Although experts have since been fooled by its reverence for early-century gables, porches and windows (not the brand new house pictured below), it surged to the vanguard of latter-day construction for this neighborhood first laid out in the 1870s.
Since then, at least 445 new houses, duplexes or condos — I include substantial additions — have been built in Bouldin between South Congress Avenue and Lamar Boulevard, Barton Springs Boulevard and Oltorf Street.
How do I know this? Because Nora the Explorer Lab and I carefully surveyed the newcomers during two recent weeks of early-morning walks.

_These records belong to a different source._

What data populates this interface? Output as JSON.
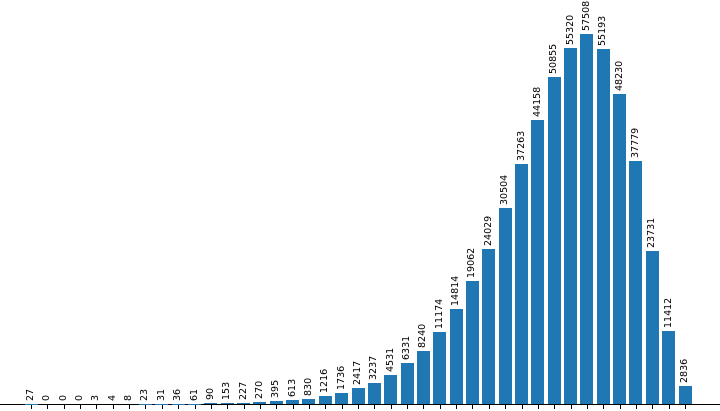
{
  "chart_data": {
    "type": "bar",
    "title": "",
    "xlabel": "",
    "ylabel": "",
    "values": [
      27,
      0,
      0,
      0,
      3,
      4,
      8,
      23,
      31,
      36,
      61,
      90,
      153,
      227,
      270,
      395,
      613,
      830,
      1216,
      1736,
      2417,
      3237,
      4531,
      6331,
      8240,
      11174,
      14814,
      19062,
      24029,
      30504,
      37263,
      44158,
      50855,
      55320,
      57508,
      55193,
      48230,
      37779,
      23731,
      11412,
      2836
    ],
    "bar_value_labels": [
      "27",
      "0",
      "0",
      "0",
      "3",
      "4",
      "8",
      "23",
      "31",
      "36",
      "61",
      "90",
      "153",
      "227",
      "270",
      "395",
      "613",
      "830",
      "1216",
      "1736",
      "2417",
      "3237",
      "4531",
      "6331",
      "8240",
      "11174",
      "14814",
      "19062",
      "24029",
      "30504",
      "37263",
      "44158",
      "50855",
      "55320",
      "57508",
      "55193",
      "48230",
      "37779",
      "23731",
      "11412",
      "2836"
    ],
    "bar_count": 41,
    "ylim": [
      0,
      57508
    ],
    "x_tick_labels": [],
    "grid": false,
    "legend_position": "none",
    "bar_color": "#1f77b4",
    "label_color": "#000000",
    "axis_color": "#000000",
    "label_rotation_degrees": 90
  }
}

Stark, modernist entries have received outsized attention, yet they make up less than 10 percent of the new residences. The rest would be classified by real estate agents as “traditional,” although given its 100-year history, streamlined modernism ought to be considered yet another traditional style. (One early modern sample sits among some lovely prewar homes on lower Bouldin Avenue.)
I’m willing to bet Bouldin is the most eclectic neighborhood, architecturally, in the city. This is due, in part, to the sale of the previously underappreciated land, slowly, with very few large-scale developments over the past 140 years.
So what was here before the 445 newbies?
Among the first settlers were African Americans, who put up cabins of vertical-plank construction. Their descendants still live among us, despite the 1928 City of Austin urban plan that (passively) attempted to segregate blacks to East Austin by refusing to extend basic services to neighborhoods like ours.
At least four tall, wooden farmhouses — the most famous now serving as Green Pastures restaurant — and a few stone farmhouses survive from the 19th century. After 1900, poor whites joined the African Americans, as humorist and civil rights advocate John Henry Faulk relates in “The Uncensored John Henry Faulk.”
“In those days I came to live to two separate worlds with distinct boundaries. Both were encompassed in South Austin, a neighborhood containing the farms of people like my father, a successful lawyer, as well as the shacks and tents of the poor black and white families living ‘down on the creek.’”
Some of those poor and working-class white families also still live within few doors of us, although the eldest members are passing away too quickly. They tell of a South Austin as a semi-rural place of dirt roads, frequent floods and hard work.
Latinos arrived in numbers after World War II. They lived in the cottages and bungalows that still dominate the hills around us.
Later, beatniks and hippies created idiosyncratic houses from almost any material — A-frames, concrete lilies, towers that offered skyline views and safety from prying police, as well as the bejeweled Never Never Land, just a block from our house. (A descendant of these fantasy homes is a stone castle recently built behind a small church on Mary Street.)